Hacia el sur, y una vez cruzado el valle del Tajo, por un estrecho camino llegamos al colosal castillo de San Martín de Montalbán, el castillo más grande de la provincia de Toledo y una de las fortalezas más impresionantes de toda Castilla-La Mancha. Lo que aquí vemos es el amurallamiento completo de lo que iba a ser una población de cierta importancia. Apenas hay torres, ya que el terreno es de por sí casi inexpugnable: en lo alto un cerro sobre el río Torcón, cortada la roca a pico sobre el valle, sirviendo el barranco de defensa natural. La fortaleza, que fuera propiedad de la Orden del Temple, conserva uno de los arcos góticos civiles más grandiosos de toda Europa. Su origen templario lo delatan también su foso, el torreón almenado y las torres albarranas. En el interior encontramos restos de la fortaleza musulmana original, mucho más pequeña, así como dos cisternas subterráneas.

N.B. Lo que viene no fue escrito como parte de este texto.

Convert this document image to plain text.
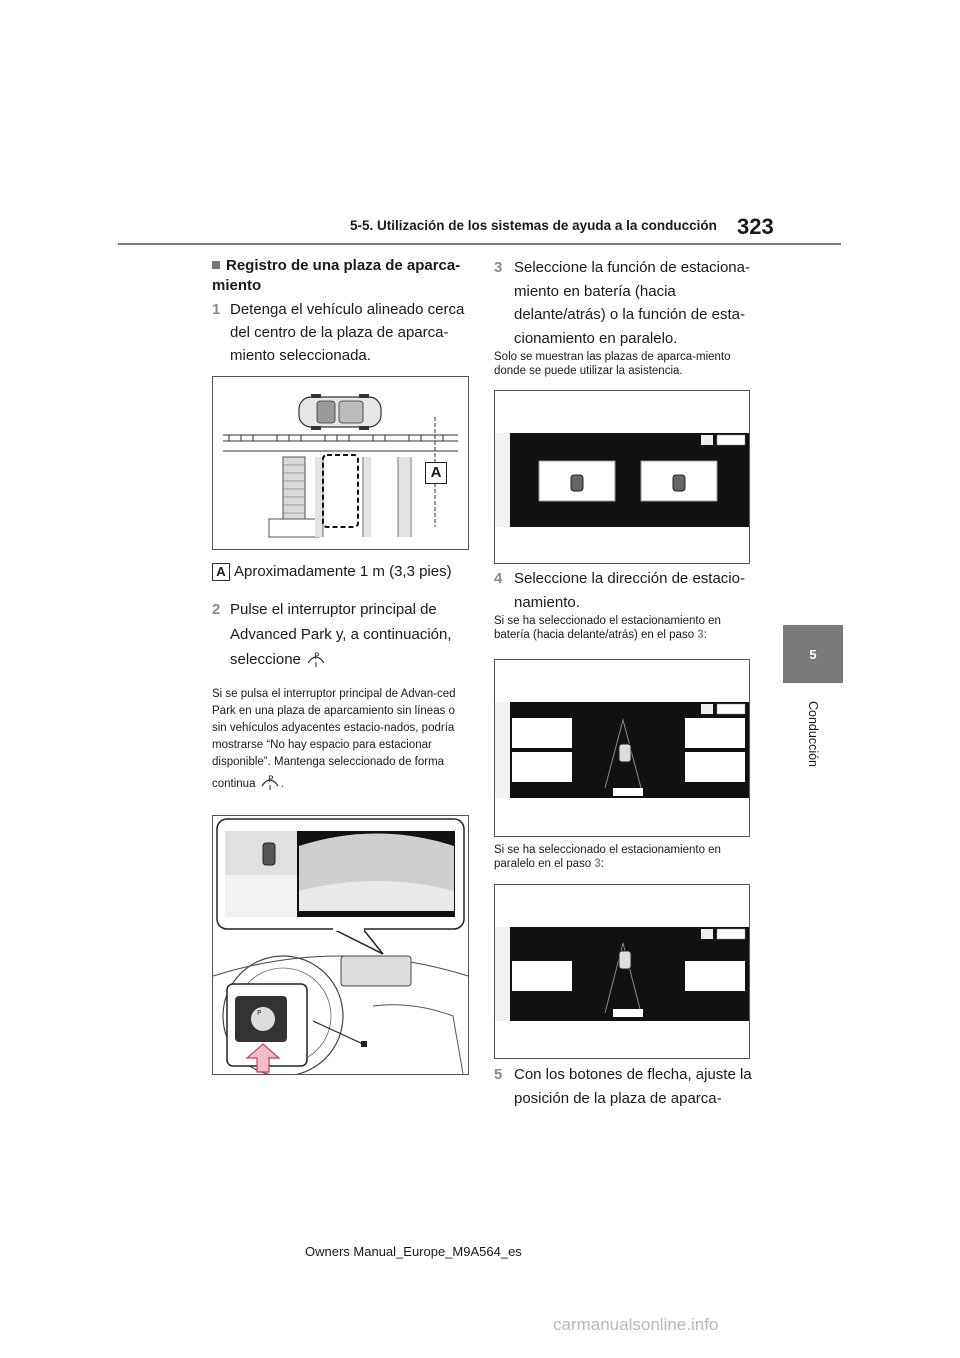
5-5. Utilización de los sistemas de ayuda a la conducción 323
5
Conducción
Registro de una plaza de aparca-miento
1 Detenga el vehículo alineado cerca del centro de la plaza de aparca-miento seleccionada.
A
A Aproximadamente 1 m (3,3 pies)
2 Pulse el interruptor principal de Advanced Park y, a continuación, seleccione P
Si se pulsa el interruptor principal de Advan-ced Park en una plaza de aparcamiento sin líneas o sin vehículos adyacentes estacio-nados, podría mostrarse “No hay espacio para estacionar disponible”. Mantenga seleccionado de forma continua P .
P
3 Seleccione la función de estaciona-miento en batería (hacia delante/atrás) o la función de esta-cionamiento en paralelo.
Solo se muestran las plazas de aparca-miento donde se puede utilizar la asistencia.
4 Seleccione la dirección de estacio-namiento.
Si se ha seleccionado el estacionamiento en batería (hacia delante/atrás) en el paso 3:
Si se ha seleccionado el estacionamiento en paralelo en el paso 3:
5 Con los botones de flecha, ajuste la posición de la plaza de aparca-
Owners Manual_Europe_M9A564_es
carmanualsonline.info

Importante: a fecha de hoy, sabemos que el acceso está prohibido y se suspenden las visitas, tanto libres como guiadas. Patrimonio obliga a efectuar obras de consolidación de las partes que corren más riesgo antes de autorizar de nuevo el paso.

Malpica de Tajo

Construido al modo de los castillos-palacio franceses y quizás el mejor conservado de Toledo, ya que es uno de los pocos castillos españoles que han continuado habitados desde su construcción: se considera una primitiva fortaleza defensiva árabe del siglo X, aunque fueron los Gómez de Toledo sus primeros propietarios, en el siglo XIV, y sus descendientes quienes lo habilitaron como residencia; en el siglo XVII se acometió una importante reforma en su interior para transformarlo en palacio, momento en que se abrieron las ventanas de sus muros. Hoy en día sigue habitado. Sólo se puede visitar su perímetro exterior, aunque merece la pena. De planta cuadrada, está rodeado de un foso excepto en el lado protegido por otro «foso» natural: el río Tajo.